A: Right, mixed in. (Laughter) A dirty lake.



And let me add to that the concentration of water in that "dirty lake" near the pole :

0.24 - 40 liters of water per cubic meter or : 0.024 to 4%

www.asi.org...

Not as spectacular as "a lake on the moon". I'm ok to says Clementine found water crystals near the lunar pole. But stating Clementine found a lake on the moon is another thing.



I don't really like this method of selecting only bits of text that fit your belief and leaving the rest in the shadow.

Remember Zorgon : "deny ignorance". Wheter it be to expose Nasa lies, or to expose the conspiracy theorists lies.


Edited for spelling (and I guess I still left many typos)

[edit on 24-9-2009 by SpaceGoatsFarts]



reply posted on 24-9-2009 @ 08:53 AM by Telos
reply to post by BluePillOrRedPill



Most likely they gonna reveal that there is water on the Moon. I mean maybe not water per say but traces of it. Let see...


reply posted on 24-9-2009 @ 11:06 AM by yeti101
reply to post by Moraz




um the most common element in the universe is hydrogen. The 3rd most common element is oxygen. Put them together you get ? H2O- water

You must be listening to the wrong people.

[edit on 24-9-2009 by yeti101]


reply posted on 24-9-2009 @ 12:03 PM by nablator
reply to post by ngchunter



If the charged hydrogens, which are traveling at one-third the speed of light, hit the lunar surface with enough force, they break apart oxygen bonds in soil materials, Taylor, the M3 team member suspects. Where free oxygen and hydrogen exist, there is a high chance that trace amounts of water will form.

www.space.com...



Is this correct ? Speed of the solar wind is ( only ) 400-800 km/s.

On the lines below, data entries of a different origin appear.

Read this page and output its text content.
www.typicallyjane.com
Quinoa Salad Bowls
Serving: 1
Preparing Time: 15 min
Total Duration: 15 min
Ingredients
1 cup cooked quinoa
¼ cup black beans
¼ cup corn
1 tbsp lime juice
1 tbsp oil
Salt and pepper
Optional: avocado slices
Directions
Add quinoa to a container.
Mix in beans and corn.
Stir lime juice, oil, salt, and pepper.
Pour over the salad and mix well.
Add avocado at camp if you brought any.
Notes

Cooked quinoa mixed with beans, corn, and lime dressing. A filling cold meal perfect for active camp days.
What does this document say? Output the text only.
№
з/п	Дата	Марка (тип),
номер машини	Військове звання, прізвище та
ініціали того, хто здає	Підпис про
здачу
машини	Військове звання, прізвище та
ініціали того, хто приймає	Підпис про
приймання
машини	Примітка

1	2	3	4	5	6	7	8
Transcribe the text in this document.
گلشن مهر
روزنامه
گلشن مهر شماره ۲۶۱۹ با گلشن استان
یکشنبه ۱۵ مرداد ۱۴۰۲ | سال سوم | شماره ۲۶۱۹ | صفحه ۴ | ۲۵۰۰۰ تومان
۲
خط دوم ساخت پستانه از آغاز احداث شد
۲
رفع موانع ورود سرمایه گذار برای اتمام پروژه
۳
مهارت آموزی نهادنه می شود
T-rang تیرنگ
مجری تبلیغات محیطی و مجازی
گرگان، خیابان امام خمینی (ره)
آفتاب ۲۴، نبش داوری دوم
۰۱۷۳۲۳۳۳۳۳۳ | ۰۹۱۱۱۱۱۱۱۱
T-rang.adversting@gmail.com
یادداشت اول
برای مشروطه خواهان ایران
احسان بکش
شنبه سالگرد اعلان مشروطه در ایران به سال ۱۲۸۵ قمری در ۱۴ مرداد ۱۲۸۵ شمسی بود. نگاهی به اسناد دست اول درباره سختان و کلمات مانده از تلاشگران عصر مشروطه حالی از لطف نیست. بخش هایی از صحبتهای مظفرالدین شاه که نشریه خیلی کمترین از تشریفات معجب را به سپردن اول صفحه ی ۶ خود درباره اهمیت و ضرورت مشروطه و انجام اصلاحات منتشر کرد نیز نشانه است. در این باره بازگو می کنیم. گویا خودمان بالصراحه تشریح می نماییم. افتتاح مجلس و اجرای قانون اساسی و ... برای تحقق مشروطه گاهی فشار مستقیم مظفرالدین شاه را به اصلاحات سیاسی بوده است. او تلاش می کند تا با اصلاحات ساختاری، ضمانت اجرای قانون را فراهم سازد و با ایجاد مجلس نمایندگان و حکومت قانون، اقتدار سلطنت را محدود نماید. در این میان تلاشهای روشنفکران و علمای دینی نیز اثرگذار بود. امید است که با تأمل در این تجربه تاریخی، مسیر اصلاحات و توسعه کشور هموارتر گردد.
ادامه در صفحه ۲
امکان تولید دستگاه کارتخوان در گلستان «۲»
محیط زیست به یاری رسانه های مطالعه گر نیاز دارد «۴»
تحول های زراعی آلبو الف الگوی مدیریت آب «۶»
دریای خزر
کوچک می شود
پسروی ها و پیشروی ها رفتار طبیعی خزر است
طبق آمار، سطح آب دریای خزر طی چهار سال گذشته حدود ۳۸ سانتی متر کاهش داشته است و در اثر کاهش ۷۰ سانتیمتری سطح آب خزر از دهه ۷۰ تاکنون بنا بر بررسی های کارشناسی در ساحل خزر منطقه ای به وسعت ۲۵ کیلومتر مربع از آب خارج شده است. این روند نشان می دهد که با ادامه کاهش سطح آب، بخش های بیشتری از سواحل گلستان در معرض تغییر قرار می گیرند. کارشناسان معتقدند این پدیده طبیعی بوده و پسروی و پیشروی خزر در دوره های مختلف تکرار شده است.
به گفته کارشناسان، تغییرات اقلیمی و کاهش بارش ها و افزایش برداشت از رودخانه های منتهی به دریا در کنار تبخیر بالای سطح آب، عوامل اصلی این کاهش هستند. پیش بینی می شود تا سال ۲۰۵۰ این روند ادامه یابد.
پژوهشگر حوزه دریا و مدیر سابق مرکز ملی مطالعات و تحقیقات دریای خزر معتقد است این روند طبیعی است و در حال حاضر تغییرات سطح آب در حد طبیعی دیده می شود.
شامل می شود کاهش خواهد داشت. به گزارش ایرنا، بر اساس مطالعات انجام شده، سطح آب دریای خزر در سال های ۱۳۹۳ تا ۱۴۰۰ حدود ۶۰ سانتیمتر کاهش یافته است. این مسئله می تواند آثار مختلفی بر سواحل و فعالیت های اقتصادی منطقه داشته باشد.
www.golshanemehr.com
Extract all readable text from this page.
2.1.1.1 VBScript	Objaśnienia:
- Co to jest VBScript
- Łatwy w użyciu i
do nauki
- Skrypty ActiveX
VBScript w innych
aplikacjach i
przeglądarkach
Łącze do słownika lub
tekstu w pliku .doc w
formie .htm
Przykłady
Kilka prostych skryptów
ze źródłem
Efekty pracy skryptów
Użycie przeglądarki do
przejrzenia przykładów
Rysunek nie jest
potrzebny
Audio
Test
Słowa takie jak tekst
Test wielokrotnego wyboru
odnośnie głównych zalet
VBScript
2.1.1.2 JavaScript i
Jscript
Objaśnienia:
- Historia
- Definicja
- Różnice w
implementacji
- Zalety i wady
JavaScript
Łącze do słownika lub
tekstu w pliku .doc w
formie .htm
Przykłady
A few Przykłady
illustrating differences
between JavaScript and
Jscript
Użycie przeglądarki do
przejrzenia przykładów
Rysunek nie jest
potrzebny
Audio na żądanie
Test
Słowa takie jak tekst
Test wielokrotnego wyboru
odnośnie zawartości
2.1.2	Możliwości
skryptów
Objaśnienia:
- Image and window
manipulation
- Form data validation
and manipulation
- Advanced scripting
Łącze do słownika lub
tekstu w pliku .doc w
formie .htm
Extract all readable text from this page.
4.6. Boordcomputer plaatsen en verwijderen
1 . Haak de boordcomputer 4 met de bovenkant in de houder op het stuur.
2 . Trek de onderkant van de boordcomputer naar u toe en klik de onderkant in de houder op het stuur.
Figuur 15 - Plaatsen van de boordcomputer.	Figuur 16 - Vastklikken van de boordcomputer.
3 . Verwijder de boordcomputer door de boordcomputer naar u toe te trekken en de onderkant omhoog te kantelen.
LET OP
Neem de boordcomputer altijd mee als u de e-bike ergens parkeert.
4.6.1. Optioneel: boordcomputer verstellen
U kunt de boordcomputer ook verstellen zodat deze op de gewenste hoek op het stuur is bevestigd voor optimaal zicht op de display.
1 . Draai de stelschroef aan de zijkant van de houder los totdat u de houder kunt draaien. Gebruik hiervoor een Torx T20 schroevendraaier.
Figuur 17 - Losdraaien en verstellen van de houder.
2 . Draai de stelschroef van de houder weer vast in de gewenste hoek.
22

reply posted on 24-9-2009 @ 01:23 PM by Phage
reply to post by nablator


I think they may be talking about solar energetic particles (cosmic rays) rather than the solar wind.


reply posted on 24-9-2009 @ 01:25 PM by Phage
reply to post by Gorbash



There is no lake. There is a small amount of water material (which may not even be water) widely spread over the surface. If it is water, it is most likely in the form of ice.